Question

How to Annotate my Clariom D Human Array?

0

Entering edit mode

jiamacro • 0

@jiamacro-21790

Last seen 4.5 years ago

I am analyzing my Clariom D Human WT Assay data, which tests expression level of mRNA, lncRNA, miRNA and circRNA at the same time. While I find that the official .csv document contains annotation information from many different sources like RefSeq, Ensembl, AceView and lncRNAwiki at the same time, which is too complex to extract the gene id. And I did use clariomdhumantranscriptcluster.db package from James W. MacDonload before, however, I found there are still many NA values even after I deleted them and the matched probesets are only about 25000. Besides, I did DEG analysis of the whole expression matrix and only get about 1000 DEGs and found almost nothing enriched in the consequent enrichment analysis. Emily from Ensembl Team told me there is no annotation package for my assay.

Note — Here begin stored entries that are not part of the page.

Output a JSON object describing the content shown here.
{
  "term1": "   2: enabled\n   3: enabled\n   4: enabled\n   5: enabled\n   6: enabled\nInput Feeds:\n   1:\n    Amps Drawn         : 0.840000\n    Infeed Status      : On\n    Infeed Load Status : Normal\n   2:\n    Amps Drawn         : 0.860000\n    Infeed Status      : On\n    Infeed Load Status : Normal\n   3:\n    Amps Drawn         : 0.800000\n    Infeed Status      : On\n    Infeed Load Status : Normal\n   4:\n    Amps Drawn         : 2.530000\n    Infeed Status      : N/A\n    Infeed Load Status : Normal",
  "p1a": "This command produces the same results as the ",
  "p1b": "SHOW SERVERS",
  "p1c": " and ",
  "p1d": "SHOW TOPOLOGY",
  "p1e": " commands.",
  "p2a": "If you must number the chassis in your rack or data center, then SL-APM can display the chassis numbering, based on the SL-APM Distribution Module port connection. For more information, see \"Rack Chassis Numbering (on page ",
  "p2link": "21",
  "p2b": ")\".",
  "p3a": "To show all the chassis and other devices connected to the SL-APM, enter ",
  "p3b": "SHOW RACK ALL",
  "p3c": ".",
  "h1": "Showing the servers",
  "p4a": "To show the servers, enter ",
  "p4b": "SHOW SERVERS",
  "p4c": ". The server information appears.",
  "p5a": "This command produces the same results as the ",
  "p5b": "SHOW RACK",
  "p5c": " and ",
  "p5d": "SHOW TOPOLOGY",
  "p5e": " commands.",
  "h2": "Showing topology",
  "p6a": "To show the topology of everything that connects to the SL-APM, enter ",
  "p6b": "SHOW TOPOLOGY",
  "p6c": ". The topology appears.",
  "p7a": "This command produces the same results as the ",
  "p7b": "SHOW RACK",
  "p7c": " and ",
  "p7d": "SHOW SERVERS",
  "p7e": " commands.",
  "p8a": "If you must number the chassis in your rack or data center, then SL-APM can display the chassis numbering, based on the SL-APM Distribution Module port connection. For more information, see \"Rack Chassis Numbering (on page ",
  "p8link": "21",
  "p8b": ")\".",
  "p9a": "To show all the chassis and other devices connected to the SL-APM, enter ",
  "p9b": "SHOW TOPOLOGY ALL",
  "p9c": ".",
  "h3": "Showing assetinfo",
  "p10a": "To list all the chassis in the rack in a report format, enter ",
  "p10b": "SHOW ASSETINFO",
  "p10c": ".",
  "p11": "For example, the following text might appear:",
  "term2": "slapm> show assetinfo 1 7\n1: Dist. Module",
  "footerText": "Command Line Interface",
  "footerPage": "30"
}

So I have two questions now. 1) Does the clariomdhumantranscriptcluster.db package still work? If not, how can I extract the gene id from the official annotation document? 2) Do you think I should annotate first and do DEG analysis by different types of RNA? I used to do DEG analysis for the whole expression matrix before annotation and found almost nothing significant. Besides, I read some paper and the authors separated lncRNA and mRNA first, did DEG respectively, and got a pretty result. Since I am a freshman, I have no idea about my DEG analysis. Should I analyze the different RNAs respectively?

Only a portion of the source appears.